In Israel/Palestine, the conflict is now all about human rights and equality under the law. Jewish Israelis are able to go wherever they want, in Israel or the occupied territories, and non Jews cannot, as the article shows. There are even roads for Jews only. Not even South Africa had that.
The overall silence of Americans, and American Christians in particular, is something that churches should not be proud of, to say the least. It is never too late however, to stand squarely and strongly for justice and equal rights under the law in Israel/Palestine
Our country gives billions of dollars a year to a nation that practices apartheid, in law, while our own citizens are facing drastic cuts in programs they desperately rely on. So not only is our nation silent about apartheid, but we support it by sending our annual billions to Israel. We should be outraged about this, and let our Congresspeople that we want this ended now.
Father, forgive them, for they know not what thet do.
Unfortunately, John, I think the the Israelis know exactly what they’re doing. They simply don’t care who gets hurt. They want all of Palestine, without having to share political power or have equality with the non Jews, and that’s exactly what they’ve gotten, without a peep fron the rest of the world.
For the Israelis and their supporters around the globe, it’s been a huge success. Morality? It clearly doesn’t matter among the vast majority of Israelis, or Americans either, judging by our Congress and mainstream media.
Fred hit the nail on the head. Morality is not what this is about, greed for more land and power is what it is about. And in our Congress, the greed for the Jewish lobby money and voter influence dominates. It is a sad and immoral day for the USA to threaten a veto for freedom.
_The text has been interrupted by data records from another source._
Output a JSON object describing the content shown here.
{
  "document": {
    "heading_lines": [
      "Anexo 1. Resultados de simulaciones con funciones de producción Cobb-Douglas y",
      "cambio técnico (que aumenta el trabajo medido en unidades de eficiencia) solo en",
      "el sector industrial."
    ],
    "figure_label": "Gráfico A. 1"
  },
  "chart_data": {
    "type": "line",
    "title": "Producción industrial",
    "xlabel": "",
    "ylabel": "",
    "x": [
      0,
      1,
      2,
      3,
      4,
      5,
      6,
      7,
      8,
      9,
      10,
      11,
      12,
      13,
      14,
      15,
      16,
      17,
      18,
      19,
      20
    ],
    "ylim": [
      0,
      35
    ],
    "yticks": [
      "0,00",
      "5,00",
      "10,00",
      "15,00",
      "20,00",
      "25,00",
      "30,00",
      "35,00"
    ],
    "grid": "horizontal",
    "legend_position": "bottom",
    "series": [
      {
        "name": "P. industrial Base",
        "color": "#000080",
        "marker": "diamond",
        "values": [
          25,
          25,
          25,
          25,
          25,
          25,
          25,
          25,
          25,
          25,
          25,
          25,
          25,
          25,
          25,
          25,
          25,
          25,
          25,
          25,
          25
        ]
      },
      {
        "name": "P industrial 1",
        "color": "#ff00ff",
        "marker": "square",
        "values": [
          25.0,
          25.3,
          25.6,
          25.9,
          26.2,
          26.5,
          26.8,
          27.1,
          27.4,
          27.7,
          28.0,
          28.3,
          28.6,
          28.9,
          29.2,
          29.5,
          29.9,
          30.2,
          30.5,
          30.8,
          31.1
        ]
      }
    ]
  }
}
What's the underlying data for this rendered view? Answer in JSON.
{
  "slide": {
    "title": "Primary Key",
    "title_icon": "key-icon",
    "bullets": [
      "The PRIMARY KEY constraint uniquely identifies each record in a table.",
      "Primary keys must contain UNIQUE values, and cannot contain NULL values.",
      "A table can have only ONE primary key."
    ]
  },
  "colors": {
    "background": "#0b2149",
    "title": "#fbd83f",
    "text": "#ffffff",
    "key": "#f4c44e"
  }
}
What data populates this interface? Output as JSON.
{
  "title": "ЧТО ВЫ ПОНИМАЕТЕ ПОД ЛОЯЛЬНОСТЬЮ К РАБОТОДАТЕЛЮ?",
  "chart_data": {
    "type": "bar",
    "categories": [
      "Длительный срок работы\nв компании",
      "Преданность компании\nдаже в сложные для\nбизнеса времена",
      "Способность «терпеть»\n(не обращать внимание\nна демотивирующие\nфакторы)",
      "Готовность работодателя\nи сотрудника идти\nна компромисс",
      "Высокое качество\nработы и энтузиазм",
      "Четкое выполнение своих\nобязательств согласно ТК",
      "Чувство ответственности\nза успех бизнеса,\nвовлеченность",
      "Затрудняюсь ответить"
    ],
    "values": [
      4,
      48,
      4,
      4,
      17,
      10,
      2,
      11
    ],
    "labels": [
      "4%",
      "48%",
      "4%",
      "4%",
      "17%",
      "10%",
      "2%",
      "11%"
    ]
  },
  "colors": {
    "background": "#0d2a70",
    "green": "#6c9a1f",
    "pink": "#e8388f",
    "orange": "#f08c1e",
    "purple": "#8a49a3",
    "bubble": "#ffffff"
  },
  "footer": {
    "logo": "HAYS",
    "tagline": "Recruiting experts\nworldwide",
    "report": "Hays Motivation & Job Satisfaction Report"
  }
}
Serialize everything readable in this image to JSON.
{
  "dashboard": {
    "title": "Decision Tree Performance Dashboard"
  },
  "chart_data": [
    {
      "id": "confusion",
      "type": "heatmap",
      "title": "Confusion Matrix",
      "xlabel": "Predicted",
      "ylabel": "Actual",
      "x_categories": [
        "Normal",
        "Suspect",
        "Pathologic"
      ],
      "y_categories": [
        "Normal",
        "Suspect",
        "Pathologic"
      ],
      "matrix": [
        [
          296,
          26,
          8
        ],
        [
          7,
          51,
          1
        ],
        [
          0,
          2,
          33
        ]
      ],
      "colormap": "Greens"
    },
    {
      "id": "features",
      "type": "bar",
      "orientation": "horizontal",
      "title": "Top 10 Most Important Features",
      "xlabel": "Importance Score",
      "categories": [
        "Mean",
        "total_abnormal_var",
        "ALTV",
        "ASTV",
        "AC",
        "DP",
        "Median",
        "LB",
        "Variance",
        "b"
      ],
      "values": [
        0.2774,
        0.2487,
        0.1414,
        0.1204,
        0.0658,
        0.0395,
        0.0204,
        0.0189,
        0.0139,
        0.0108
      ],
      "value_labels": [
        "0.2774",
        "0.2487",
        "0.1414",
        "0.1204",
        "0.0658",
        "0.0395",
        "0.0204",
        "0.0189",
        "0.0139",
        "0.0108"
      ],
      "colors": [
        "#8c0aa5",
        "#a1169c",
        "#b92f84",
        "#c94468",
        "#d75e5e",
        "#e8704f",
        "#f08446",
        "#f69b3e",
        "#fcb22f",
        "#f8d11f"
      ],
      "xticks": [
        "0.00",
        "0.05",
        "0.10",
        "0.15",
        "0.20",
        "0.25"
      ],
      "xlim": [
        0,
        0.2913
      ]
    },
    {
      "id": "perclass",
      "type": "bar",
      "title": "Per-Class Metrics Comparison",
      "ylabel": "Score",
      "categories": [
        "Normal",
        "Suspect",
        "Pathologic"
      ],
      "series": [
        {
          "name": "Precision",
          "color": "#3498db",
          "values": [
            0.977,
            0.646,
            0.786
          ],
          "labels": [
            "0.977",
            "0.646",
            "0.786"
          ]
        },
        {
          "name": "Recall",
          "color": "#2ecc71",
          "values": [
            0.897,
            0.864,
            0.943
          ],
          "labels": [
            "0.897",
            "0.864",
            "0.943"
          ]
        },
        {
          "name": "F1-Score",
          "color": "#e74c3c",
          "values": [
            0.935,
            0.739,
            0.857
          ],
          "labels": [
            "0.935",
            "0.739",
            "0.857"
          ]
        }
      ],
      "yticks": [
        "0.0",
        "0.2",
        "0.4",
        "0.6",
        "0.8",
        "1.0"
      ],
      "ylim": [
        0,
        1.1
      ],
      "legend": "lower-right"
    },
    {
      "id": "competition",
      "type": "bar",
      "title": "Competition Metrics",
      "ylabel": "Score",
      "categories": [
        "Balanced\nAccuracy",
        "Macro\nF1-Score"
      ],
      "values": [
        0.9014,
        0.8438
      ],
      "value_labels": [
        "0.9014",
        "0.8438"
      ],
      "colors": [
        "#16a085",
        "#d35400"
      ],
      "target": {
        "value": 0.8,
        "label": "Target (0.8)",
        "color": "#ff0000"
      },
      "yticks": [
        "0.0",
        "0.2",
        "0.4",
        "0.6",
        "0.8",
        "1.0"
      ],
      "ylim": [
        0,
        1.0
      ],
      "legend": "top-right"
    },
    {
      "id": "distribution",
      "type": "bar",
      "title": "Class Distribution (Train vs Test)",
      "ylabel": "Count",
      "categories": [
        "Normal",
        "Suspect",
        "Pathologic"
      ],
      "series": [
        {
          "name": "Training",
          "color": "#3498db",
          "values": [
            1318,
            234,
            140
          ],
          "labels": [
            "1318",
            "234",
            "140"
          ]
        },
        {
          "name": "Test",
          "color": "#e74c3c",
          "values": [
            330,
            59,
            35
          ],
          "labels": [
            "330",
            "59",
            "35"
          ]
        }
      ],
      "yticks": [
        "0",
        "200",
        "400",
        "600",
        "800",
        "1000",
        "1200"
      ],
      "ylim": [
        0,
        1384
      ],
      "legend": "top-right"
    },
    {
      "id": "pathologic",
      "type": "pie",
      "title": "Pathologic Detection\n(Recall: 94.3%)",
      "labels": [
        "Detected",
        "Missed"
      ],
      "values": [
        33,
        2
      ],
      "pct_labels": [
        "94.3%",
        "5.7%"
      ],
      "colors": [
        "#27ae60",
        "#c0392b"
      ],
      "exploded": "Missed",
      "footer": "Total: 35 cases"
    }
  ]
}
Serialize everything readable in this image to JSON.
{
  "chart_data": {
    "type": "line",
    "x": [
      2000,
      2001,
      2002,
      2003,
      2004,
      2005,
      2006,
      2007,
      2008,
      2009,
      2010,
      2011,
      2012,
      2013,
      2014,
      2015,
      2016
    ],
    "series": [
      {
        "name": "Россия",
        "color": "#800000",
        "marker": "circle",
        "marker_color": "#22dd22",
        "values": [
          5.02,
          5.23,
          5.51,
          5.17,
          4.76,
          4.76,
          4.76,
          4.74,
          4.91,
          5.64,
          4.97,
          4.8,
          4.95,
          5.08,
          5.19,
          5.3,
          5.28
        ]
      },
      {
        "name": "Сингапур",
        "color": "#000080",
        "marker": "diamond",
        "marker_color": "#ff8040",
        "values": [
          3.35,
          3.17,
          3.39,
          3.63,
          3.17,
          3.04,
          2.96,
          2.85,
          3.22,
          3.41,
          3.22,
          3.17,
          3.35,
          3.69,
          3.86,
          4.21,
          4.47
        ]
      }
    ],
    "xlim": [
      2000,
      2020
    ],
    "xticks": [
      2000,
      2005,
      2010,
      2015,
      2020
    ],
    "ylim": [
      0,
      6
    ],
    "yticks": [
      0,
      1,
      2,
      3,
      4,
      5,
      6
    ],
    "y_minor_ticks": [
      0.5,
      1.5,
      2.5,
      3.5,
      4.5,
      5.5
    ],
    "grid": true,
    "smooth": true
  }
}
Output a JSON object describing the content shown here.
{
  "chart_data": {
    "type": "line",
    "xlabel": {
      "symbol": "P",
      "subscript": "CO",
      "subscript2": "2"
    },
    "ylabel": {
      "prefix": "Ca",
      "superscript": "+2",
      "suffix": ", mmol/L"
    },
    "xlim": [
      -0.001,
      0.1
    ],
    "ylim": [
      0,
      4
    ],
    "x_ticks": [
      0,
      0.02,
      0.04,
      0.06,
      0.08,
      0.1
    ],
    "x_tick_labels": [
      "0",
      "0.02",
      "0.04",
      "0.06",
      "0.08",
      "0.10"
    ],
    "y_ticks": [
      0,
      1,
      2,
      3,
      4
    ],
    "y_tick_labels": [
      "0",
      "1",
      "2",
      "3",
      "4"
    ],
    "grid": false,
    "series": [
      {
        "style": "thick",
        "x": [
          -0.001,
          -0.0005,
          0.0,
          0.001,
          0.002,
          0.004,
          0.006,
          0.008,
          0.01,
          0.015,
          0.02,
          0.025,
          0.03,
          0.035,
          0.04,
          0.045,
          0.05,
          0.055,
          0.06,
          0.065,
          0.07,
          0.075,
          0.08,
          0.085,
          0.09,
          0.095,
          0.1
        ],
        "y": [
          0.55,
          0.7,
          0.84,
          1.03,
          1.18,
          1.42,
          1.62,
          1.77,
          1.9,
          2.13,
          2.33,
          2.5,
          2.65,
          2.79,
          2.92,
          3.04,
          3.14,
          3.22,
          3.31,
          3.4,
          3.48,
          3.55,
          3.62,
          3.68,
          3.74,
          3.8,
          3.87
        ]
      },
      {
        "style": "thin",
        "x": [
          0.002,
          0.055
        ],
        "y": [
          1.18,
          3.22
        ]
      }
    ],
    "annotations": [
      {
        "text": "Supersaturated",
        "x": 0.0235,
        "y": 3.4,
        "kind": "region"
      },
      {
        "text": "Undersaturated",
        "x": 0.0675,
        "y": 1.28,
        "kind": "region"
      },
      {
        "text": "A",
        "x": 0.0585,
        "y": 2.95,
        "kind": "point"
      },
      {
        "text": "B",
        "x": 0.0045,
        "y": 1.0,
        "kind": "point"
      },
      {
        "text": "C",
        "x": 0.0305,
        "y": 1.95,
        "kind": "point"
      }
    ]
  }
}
Fantastic post Jim, and thanks for making a point of Bronner’s article (and step forward in my view of his writing). When I lived in Palestine, some friends and I snuck a friend who was studying on the West Bank into Accra to spend a weekend by the sea. He was originally from Gaza and loved the ocean but had not seen it in 10 years. To be there to witness his reaction was a moment of grace.
Concerning Bill’s comment above, I think there have been both non-violent leaders and movements throughout the occupation, although they have largely been ignored by the West, namely by those who are far more comfortable dismissing Arabs has intrinsically violent and incapable of such high-minded efforts. The names Rev. Dr. Naim Ateek, Mazin Qumsiyeh, Omar Barghouti, Dr. Edward Said, and others come to mind. And of course the first Intifada was a largely non-violent movement. I don’t know if it’s the lack of Palestinian leaders and movements or the lack of American vision, compassion, and responsiveness to these courageous acts.
The state of Israel was created by the United Nations. Why not Palestine?
Somebody should tell Ambassador DiCarlo, the State Department and the administration, what Clyde Farris so cogently points out. DiCarlo et al. should bone up on the relevant history.
Jim: The power of non violence should never be underestimated.